Forum for the Future has been at the heart of that 20-year corporate evolution. We’ve had the privilege of working with some of the most outstanding companies and leaders involved in that journey, co-creating long-term strategies, innovating real breakthroughs, challenging continuing complacency and short-sightedness through our role as ‘critical friend’, whilst lending support and credibility in the face of often persistent NGO and media hostility. And as a UK-registered sustainable development charity, we’ve been focussed first and foremost on our mission of making life better for people today without undermining life chances for future generations.

Along the way, we’ve learned (often the hard way!) how to create and coordinate genuine multi-stakeholder collaborations – involving NGOs, academics, and public sector bodies, as well as the private sector.

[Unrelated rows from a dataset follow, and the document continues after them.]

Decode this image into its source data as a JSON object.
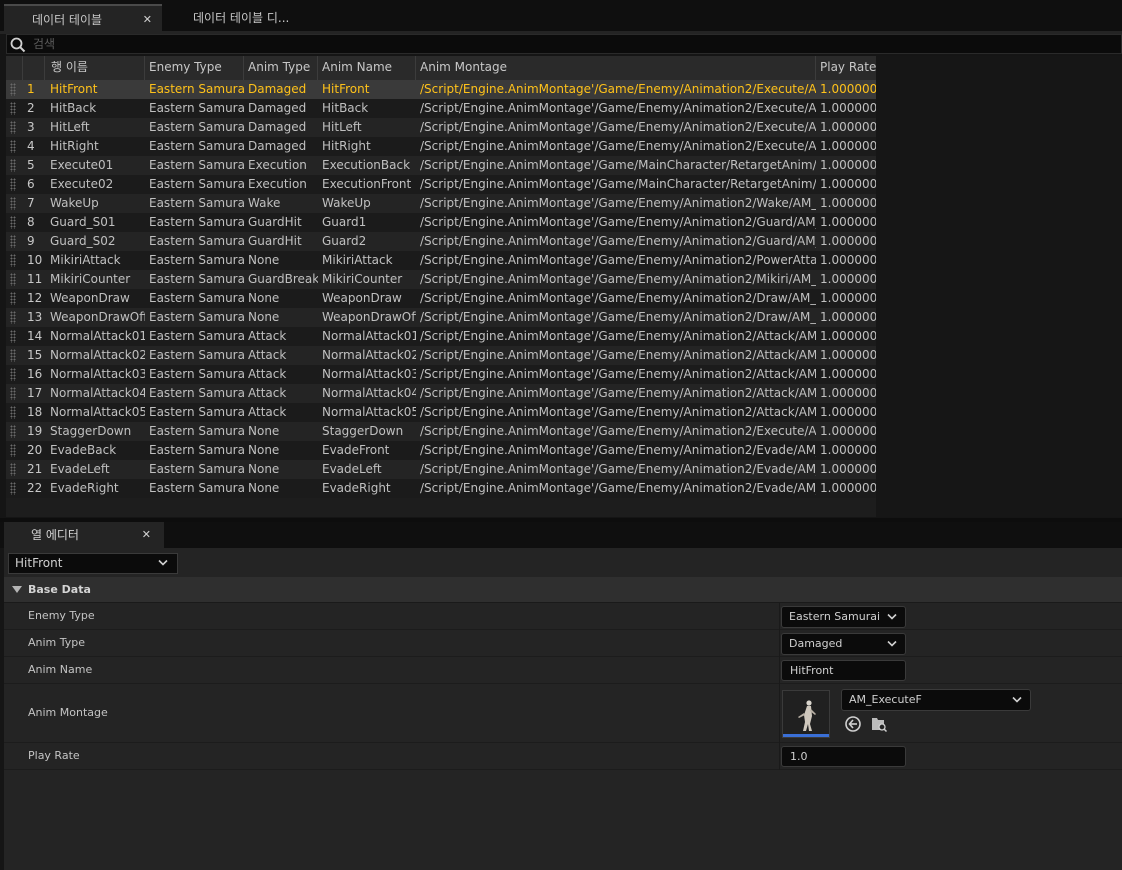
{
  "tabs": [
    {
      "label": "데이터 테이블",
      "close": "✕"
    },
    {
      "label": "데이터 테이블 디..."
    }
  ],
  "search": {
    "placeholder": "검색"
  },
  "table": {
    "headers": [
      "행 이름",
      "Enemy Type",
      "Anim Type",
      "Anim Name",
      "Anim Montage",
      "Play Rate"
    ],
    "rows": [
      {
        "num": "1",
        "name": "HitFront",
        "enemy": "Eastern Samurai",
        "type": "Damaged",
        "anim": "HitFront",
        "montage": "/Script/Engine.AnimMontage'/Game/Enemy/Animation2/Execute/AM_Execute",
        "rate": "1.000000"
      },
      {
        "num": "2",
        "name": "HitBack",
        "enemy": "Eastern Samurai",
        "type": "Damaged",
        "anim": "HitBack",
        "montage": "/Script/Engine.AnimMontage'/Game/Enemy/Animation2/Execute/AM_Execute",
        "rate": "1.000000"
      },
      {
        "num": "3",
        "name": "HitLeft",
        "enemy": "Eastern Samurai",
        "type": "Damaged",
        "anim": "HitLeft",
        "montage": "/Script/Engine.AnimMontage'/Game/Enemy/Animation2/Execute/AM_Execute",
        "rate": "1.000000"
      },
      {
        "num": "4",
        "name": "HitRight",
        "enemy": "Eastern Samurai",
        "type": "Damaged",
        "anim": "HitRight",
        "montage": "/Script/Engine.AnimMontage'/Game/Enemy/Animation2/Execute/AM_Execute",
        "rate": "1.000000"
      },
      {
        "num": "5",
        "name": "Execute01",
        "enemy": "Eastern Samurai",
        "type": "Execution",
        "anim": "ExecutionBack",
        "montage": "/Script/Engine.AnimMontage'/Game/MainCharacter/RetargetAnim/Execution",
        "rate": "1.000000"
      },
      {
        "num": "6",
        "name": "Execute02",
        "enemy": "Eastern Samurai",
        "type": "Execution",
        "anim": "ExecutionFront",
        "montage": "/Script/Engine.AnimMontage'/Game/MainCharacter/RetargetAnim/Execution",
        "rate": "1.000000"
      },
      {
        "num": "7",
        "name": "WakeUp",
        "enemy": "Eastern Samurai",
        "type": "Wake",
        "anim": "WakeUp",
        "montage": "/Script/Engine.AnimMontage'/Game/Enemy/Animation2/Wake/AM_WakeUp",
        "rate": "1.000000"
      },
      {
        "num": "8",
        "name": "Guard_S01",
        "enemy": "Eastern Samurai",
        "type": "GuardHit",
        "anim": "Guard1",
        "montage": "/Script/Engine.AnimMontage'/Game/Enemy/Animation2/Guard/AM_Normal",
        "rate": "1.000000"
      },
      {
        "num": "9",
        "name": "Guard_S02",
        "enemy": "Eastern Samurai",
        "type": "GuardHit",
        "anim": "Guard2",
        "montage": "/Script/Engine.AnimMontage'/Game/Enemy/Animation2/Guard/AM_Normal",
        "rate": "1.000000"
      },
      {
        "num": "10",
        "name": "MikiriAttack",
        "enemy": "Eastern Samurai",
        "type": "None",
        "anim": "MikiriAttack",
        "montage": "/Script/Engine.AnimMontage'/Game/Enemy/Animation2/PowerAttack/AM_",
        "rate": "1.000000"
      },
      {
        "num": "11",
        "name": "MikiriCounter",
        "enemy": "Eastern Samurai",
        "type": "GuardBreak",
        "anim": "MikiriCounter",
        "montage": "/Script/Engine.AnimMontage'/Game/Enemy/Animation2/Mikiri/AM_Mikiri",
        "rate": "1.000000"
      },
      {
        "num": "12",
        "name": "WeaponDraw",
        "enemy": "Eastern Samurai",
        "type": "None",
        "anim": "WeaponDraw",
        "montage": "/Script/Engine.AnimMontage'/Game/Enemy/Animation2/Draw/AM_Draw",
        "rate": "1.000000"
      },
      {
        "num": "13",
        "name": "WeaponDrawOff",
        "enemy": "Eastern Samurai",
        "type": "None",
        "anim": "WeaponDrawOff",
        "montage": "/Script/Engine.AnimMontage'/Game/Enemy/Animation2/Draw/AM_Draw",
        "rate": "1.000000"
      },
      {
        "num": "14",
        "name": "NormalAttack01",
        "enemy": "Eastern Samurai",
        "type": "Attack",
        "anim": "NormalAttack01",
        "montage": "/Script/Engine.AnimMontage'/Game/Enemy/Animation2/Attack/AM_Normal",
        "rate": "1.000000"
      },
      {
        "num": "15",
        "name": "NormalAttack02",
        "enemy": "Eastern Samurai",
        "type": "Attack",
        "anim": "NormalAttack02",
        "montage": "/Script/Engine.AnimMontage'/Game/Enemy/Animation2/Attack/AM_Normal",
        "rate": "1.000000"
      },
      {
        "num": "16",
        "name": "NormalAttack03",
        "enemy": "Eastern Samurai",
        "type": "Attack",
        "anim": "NormalAttack03",
        "montage": "/Script/Engine.AnimMontage'/Game/Enemy/Animation2/Attack/AM_Normal",
        "rate": "1.000000"
      },
      {
        "num": "17",
        "name": "NormalAttack04",
        "enemy": "Eastern Samurai",
        "type": "Attack",
        "anim": "NormalAttack04",
        "montage": "/Script/Engine.AnimMontage'/Game/Enemy/Animation2/Attack/AM_Normal",
        "rate": "1.000000"
      },
      {
        "num": "18",
        "name": "NormalAttack05",
        "enemy": "Eastern Samurai",
        "type": "Attack",
        "anim": "NormalAttack05",
        "montage": "/Script/Engine.AnimMontage'/Game/Enemy/Animation2/Attack/AM_Normal",
        "rate": "1.000000"
      },
      {
        "num": "19",
        "name": "StaggerDown",
        "enemy": "Eastern Samurai",
        "type": "None",
        "anim": "StaggerDown",
        "montage": "/Script/Engine.AnimMontage'/Game/Enemy/Animation2/Execute/AM_Knock",
        "rate": "1.000000"
      },
      {
        "num": "20",
        "name": "EvadeBack",
        "enemy": "Eastern Samurai",
        "type": "None",
        "anim": "EvadeFront",
        "montage": "/Script/Engine.AnimMontage'/Game/Enemy/Animation2/Evade/AM_Evade",
        "rate": "1.000000"
      },
      {
        "num": "21",
        "name": "EvadeLeft",
        "enemy": "Eastern Samurai",
        "type": "None",
        "anim": "EvadeLeft",
        "montage": "/Script/Engine.AnimMontage'/Game/Enemy/Animation2/Evade/AM_Evade",
        "rate": "1.000000"
      },
      {
        "num": "22",
        "name": "EvadeRight",
        "enemy": "Eastern Samurai",
        "type": "None",
        "anim": "EvadeRight",
        "montage": "/Script/Engine.AnimMontage'/Game/Enemy/Animation2/Evade/AM_Evade",
        "rate": "1.000000"
      }
    ]
  },
  "editor": {
    "tab": {
      "label": "열 에디터",
      "close": "✕"
    },
    "row_selector": "HitFront",
    "category": "Base Data",
    "props": {
      "enemy_type": {
        "label": "Enemy Type",
        "value": "Eastern Samurai"
      },
      "anim_type": {
        "label": "Anim Type",
        "value": "Damaged"
      },
      "anim_name": {
        "label": "Anim Name",
        "value": "HitFront"
      },
      "anim_montage": {
        "label": "Anim Montage",
        "value": "AM_ExecuteF"
      },
      "play_rate": {
        "label": "Play Rate",
        "value": "1.0"
      }
    }
  },
  "colors": {
    "selected_text": "#ffc21a",
    "background": "#242424",
    "thumb_accent": "#3a6fd6"
  },
  "icons": [
    "search-icon",
    "close-icon",
    "chevron-down-icon",
    "collapse-triangle-icon",
    "use-selected-asset-icon",
    "browse-asset-icon",
    "row-grip-icon"
  ]
}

There was a time (up until the 2010 General Election, as it happens!) when Forum for the Future worked almost as much with the public sector as with the private sector. One of the most wretched consequences of 10 years of austerity, privatisation, and outsourcing here in the UK has been a progressive hollowing out of the public sector and its contribution to more sustainable ways of living, place-making and creating wealth for all.

Which is why, in our 20th year, we’re keen to celebrate our growing presence in the USA, India and Singapore. One of the most significant aspects of the Sustainable Development Goals is that they’re universal, embracing both the rich world and the poor world. And one of the most exciting aspects of today’s technological, pro-sustainability breakthroughs (in energy, waste and water management, manufacturing and so on) is that they’re at least as relevant in developing and emerging economies as they are in the already over-developed rich world. Which means that the next 20 years for the Forum will be increasingly focussed on those global perspectives.